Effect of a Practice-wide Anti-TNF Proactive Therapeutic Drug Monitoring Program on Outcomes in Pediatric Patients with Inflammatory Bowel Disease

Abstract

Background: Reports on the feasibility and effectiveness of translating proactive, antitumor necrosis factor (TNF) therapeutic drug monitoring (TDM) for inflammatory bowel disease into practice-wide quality improvement (QI) are lacking. We aimed to determine whether a TDM QI program improved outcomes at a large academic pediatric gastroenterology practice.

Methods: We instituted local anti-TNF TDM practice guidelines to proactively monitor and optimize drug levels (goal >5 μg/mL). We conducted a retrospective single-center cohort analysis of patient outcomes before (pre-TDM) and after (post-TDM) guideline institution and assessed the independent effect by multivariable regression. Primary outcome was sustained clinical remission (SCR22-52), defined as physician global assessment (PGA) of inactive from 22 to 52 weeks and off corticosteroids at 52 weeks.

Results: We identified 108 pre-TDM and 206 post-TDM patients. The SCR22-52 was achieved in 42% of pre-TDM and 59% of post-TDM patients (risk difference, 17.6%; 95% CI, 5.4-29%; P = 0.004). The post-TDM group had an increased adjusted odds of achieving SCR22-52 (odds ratio, 2.03; 95% CI, 1.27-3.26; P = 0.003). The adjusted risk of developing high titer antidrug antibodies (ADAs) was lower in the post-TDM group (hazard ratio, 0.18; 95% CI, 0.09-0.35; P < 0.001). Although the risk of anti-TNF cessation for any reason was not significantly different, there was a lower adjusted risk of cessation related to any detectable ADA in the post-TDM group (hazard ratio, 0.45; 95% CI, 0.26-0.77; P = 0.003).
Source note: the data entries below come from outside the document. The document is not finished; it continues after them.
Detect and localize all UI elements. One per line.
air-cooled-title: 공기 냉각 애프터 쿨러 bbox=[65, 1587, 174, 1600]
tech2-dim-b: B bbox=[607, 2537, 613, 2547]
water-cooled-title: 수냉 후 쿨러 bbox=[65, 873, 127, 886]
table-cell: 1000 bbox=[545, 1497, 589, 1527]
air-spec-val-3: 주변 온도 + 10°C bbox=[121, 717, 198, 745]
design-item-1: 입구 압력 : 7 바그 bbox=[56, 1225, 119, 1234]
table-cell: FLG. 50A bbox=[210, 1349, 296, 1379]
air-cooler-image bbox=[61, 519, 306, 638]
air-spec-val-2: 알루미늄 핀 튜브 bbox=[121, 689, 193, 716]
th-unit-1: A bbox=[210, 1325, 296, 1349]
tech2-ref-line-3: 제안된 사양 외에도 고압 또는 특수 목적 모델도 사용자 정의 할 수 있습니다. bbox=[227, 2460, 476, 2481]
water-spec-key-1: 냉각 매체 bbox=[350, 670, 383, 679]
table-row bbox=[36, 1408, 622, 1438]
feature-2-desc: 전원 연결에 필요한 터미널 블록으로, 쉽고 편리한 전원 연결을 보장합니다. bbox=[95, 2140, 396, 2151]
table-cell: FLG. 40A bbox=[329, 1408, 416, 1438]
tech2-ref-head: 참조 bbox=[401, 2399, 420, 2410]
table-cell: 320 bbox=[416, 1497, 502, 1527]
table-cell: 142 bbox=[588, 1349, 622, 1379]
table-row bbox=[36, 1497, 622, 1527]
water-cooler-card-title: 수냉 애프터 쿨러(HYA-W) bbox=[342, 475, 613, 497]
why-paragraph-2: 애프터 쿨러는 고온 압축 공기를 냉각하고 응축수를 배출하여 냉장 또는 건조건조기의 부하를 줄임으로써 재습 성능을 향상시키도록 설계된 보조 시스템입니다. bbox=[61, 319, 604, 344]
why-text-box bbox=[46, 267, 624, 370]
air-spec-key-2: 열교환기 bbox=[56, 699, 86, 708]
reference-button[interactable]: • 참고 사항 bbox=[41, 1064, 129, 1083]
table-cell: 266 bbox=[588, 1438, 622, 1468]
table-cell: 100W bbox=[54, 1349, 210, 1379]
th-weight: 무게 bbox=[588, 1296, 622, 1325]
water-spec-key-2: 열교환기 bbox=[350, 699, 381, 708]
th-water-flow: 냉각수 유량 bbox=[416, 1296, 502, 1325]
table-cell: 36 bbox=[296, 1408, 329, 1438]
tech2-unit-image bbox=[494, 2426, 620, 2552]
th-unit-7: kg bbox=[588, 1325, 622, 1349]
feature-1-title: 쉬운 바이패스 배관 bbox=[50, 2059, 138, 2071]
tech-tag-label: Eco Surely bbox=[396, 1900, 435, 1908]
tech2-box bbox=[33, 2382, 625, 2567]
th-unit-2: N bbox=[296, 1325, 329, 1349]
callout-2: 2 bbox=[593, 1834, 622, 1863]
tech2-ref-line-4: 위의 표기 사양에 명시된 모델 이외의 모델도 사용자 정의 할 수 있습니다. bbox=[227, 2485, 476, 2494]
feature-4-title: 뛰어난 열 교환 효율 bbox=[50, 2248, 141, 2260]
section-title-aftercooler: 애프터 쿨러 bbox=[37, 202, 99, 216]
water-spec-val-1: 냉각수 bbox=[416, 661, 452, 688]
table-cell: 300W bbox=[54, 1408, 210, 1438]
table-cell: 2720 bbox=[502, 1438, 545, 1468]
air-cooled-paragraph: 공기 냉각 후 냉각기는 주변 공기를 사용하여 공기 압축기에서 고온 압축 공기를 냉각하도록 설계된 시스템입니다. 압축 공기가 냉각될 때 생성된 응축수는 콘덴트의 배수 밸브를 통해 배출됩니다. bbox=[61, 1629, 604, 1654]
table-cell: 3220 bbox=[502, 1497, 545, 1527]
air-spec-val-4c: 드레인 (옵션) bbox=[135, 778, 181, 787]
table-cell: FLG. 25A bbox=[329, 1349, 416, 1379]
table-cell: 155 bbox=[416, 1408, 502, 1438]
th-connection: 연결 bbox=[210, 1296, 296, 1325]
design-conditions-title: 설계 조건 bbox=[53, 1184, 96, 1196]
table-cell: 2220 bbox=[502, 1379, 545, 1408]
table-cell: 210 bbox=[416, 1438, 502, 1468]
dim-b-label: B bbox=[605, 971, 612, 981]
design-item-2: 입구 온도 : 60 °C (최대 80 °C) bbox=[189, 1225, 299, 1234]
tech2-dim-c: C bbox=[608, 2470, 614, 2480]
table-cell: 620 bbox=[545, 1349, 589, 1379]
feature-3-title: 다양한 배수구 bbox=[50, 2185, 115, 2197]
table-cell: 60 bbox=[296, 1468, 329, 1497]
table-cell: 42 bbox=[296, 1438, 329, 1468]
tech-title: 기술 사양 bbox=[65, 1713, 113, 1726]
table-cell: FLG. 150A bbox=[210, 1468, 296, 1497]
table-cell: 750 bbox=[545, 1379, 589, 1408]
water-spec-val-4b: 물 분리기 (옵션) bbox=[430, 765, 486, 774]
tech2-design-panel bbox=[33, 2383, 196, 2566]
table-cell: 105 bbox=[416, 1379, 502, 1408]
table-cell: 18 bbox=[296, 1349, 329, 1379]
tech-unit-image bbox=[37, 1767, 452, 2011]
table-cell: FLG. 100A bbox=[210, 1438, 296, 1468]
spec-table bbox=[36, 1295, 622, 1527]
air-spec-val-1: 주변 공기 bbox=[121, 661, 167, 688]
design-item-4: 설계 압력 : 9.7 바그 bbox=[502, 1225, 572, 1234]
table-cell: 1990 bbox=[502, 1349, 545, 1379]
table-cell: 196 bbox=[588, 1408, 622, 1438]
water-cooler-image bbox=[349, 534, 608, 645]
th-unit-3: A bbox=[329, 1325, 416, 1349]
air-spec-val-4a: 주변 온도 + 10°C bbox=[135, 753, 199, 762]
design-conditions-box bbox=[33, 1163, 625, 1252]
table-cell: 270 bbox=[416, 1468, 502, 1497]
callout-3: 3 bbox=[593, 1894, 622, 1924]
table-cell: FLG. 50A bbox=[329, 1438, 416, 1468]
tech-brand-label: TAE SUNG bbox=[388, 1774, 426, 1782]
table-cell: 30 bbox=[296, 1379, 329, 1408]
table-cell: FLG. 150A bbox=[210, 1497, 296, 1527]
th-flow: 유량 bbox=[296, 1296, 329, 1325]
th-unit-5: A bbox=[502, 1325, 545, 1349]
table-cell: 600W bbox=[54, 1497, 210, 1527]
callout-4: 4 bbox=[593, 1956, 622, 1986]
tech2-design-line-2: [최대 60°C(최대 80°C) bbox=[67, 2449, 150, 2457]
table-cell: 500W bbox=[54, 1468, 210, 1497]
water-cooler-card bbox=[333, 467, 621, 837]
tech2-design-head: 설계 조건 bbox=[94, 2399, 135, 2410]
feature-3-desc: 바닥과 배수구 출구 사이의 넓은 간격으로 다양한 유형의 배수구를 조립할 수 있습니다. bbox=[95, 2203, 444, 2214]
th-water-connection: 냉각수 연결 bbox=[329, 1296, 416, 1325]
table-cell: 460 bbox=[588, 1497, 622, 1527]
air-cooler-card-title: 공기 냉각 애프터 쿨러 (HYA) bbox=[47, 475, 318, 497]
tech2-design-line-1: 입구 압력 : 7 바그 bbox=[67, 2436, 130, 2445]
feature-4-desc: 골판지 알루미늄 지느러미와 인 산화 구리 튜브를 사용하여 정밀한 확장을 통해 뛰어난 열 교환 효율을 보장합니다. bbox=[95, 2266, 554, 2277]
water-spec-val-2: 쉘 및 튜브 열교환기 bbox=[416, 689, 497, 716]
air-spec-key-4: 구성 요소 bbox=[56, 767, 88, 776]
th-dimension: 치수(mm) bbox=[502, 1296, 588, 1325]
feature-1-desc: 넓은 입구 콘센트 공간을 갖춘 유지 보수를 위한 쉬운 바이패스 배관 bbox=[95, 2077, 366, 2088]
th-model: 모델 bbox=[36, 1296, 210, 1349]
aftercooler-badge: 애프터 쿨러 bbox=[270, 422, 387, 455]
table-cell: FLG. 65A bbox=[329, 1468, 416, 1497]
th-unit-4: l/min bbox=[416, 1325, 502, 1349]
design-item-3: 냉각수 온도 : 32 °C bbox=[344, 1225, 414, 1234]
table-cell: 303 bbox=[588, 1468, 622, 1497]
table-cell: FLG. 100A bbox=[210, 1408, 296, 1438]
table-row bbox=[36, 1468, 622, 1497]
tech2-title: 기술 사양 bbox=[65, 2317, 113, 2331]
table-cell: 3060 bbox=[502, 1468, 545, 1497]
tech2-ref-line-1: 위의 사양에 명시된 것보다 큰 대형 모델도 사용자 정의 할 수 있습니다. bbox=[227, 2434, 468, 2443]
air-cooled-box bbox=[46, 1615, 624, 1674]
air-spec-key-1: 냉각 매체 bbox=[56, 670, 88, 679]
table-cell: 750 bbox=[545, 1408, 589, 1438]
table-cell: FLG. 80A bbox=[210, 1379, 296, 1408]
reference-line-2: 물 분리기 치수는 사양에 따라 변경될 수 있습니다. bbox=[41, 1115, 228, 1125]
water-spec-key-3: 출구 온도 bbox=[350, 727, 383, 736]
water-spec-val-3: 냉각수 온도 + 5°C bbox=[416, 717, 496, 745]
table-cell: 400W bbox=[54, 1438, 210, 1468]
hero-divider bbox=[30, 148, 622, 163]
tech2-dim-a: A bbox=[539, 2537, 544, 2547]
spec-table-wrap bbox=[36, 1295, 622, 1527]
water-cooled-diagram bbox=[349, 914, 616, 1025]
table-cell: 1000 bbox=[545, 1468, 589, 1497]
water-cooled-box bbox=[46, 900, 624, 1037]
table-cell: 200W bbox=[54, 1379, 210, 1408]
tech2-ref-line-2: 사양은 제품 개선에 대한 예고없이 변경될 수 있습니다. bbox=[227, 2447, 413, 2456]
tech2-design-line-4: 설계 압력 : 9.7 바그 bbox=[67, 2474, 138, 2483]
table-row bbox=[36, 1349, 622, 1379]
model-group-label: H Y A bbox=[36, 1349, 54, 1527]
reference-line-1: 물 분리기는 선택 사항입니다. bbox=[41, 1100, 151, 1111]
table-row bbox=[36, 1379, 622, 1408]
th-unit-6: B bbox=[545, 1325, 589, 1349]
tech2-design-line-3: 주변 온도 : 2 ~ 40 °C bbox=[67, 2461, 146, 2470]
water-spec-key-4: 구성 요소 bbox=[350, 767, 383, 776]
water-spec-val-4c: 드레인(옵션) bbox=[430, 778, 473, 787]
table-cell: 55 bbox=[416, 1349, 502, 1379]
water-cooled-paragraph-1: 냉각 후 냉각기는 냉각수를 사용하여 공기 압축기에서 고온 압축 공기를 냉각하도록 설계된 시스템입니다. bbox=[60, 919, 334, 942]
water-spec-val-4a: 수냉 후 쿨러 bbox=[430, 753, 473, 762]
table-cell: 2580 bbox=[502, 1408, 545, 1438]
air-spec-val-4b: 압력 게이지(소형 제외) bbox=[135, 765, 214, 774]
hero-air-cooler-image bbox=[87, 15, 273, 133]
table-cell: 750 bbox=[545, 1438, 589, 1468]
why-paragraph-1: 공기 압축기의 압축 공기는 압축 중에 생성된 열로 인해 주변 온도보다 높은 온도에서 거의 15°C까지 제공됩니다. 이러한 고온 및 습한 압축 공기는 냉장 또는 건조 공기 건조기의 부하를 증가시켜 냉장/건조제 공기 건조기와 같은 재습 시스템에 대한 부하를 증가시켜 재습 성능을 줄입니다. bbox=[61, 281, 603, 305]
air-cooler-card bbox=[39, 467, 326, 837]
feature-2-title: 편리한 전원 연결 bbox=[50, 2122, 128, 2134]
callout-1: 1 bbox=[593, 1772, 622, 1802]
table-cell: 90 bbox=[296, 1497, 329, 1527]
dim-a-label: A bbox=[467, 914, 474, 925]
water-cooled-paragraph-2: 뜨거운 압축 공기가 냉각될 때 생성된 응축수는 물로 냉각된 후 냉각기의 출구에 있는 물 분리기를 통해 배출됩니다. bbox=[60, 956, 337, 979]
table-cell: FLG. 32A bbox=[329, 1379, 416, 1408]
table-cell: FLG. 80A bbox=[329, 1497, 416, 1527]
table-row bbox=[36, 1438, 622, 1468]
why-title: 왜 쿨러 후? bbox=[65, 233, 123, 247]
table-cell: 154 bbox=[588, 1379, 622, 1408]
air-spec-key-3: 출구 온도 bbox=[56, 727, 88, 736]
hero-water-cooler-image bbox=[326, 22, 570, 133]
Conclusions: A practice-wide proactive anti-TNF TDM QI program improved key clinical outcomes at our institution, including sustained clinical remission, incidence of high titer ADA, and anti-TNF cessation related to ADA.

Keywords: Crohn’s disease; IBD; adalimumab; infliximab; ulcerative colitis.

FIGURE 1.

Bar graphs comparing percentage of patients in (A) sustained clinical remission between 22 and 52 weeks (SCR22-52) and (B) sustained clinical and biochemical remission between 22 and 52 weeks (SCBR22-52) between pre-TDM and post-TDM groups.

FIGURE 2.

Kaplan-Meier curve comparing (A) time to high concentration antidrug antibody (ADA) development, (B) time to cessation of initial anti-TNF drug, and (C) time to cessation of initial anti-TNF drug related to any detectable ADA between pre-TDM and post-TDM groups.

FIGURE 3.

Process control chart depicting the monthly percentage of patients in the practice in sustained clinical remission, centerline (mean monthly percentage in sustained clinical remission), and control limits (3x SD). Chart is annotated with timing of interventions related to the TDM QI initiative.